Playdough, she said and that got me thinking how I must Google Plato one of these days to refresh my credential as a pseudo-intellectual even though I recall his Republic disinvited me with my poetic license. Anal-retentive Plato must have moved a vowel and suddenly Pluto was on my mind.
Pluto has had many lives. Probably my first faint memory was
of Pluto Water in my father’s drugstore. This was a laxative; maybe the one
Plato used. Then there was the Disney dog in cartoons. However, in the chronology of the Great Ledger, the name goes back to Greek mythology. Pluto was the early name of Hades who
ruled the Underworld. He got the short end of the stick when the universe was
divided among the three brothers, Poseidon (oceans), Zeus (above) and Pluto
(below).
Before any of that, but as yet undiscovered, was the planet
Pluto. So named because it was dark being furthest from the sun. The first two
letters of Pluto are also the initials of Percival Lowell, the astronomer who
speculated in 1905 that there was a Planet X. Twenty-five years later Pluto was
found and in 2006 it was un-found being drummed off the list and relegated to
dwarf status. Imagine the humiliation. On the other hand it may be better to be
the first among the B list than the least among column A list.

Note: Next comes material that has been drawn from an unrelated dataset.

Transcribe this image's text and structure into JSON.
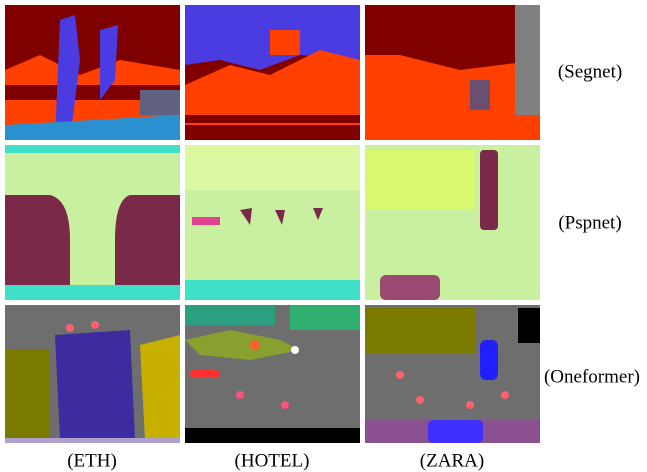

The other notable thing about Lowell is that in 1896 while pointing his telescope at Mars he inadvertently closed the aperture and swore he saw canals on the red planet which turned out to be the arteries on his own retina. However this spawned the fiction of H.G. Wells’, War of the Worlds and Ray Bradbury’s, Martian Chronicles. And then there is Elon Musk preparing his getaway on rocket ship X just in case. Make sure not to bump into Zeus.
Aristotle had it right. The world is indeed in flux. Planets come and go. We are shadows, merely, on Plato's wall. And words are as elastic as a glob of Playdough to be shaped as we will. We might discover canals on this parched land, hear water music and uncover sixty-watt bulbs in dark places.
When did you start writing poetry, the lawyer asked. When did you stop, I replied.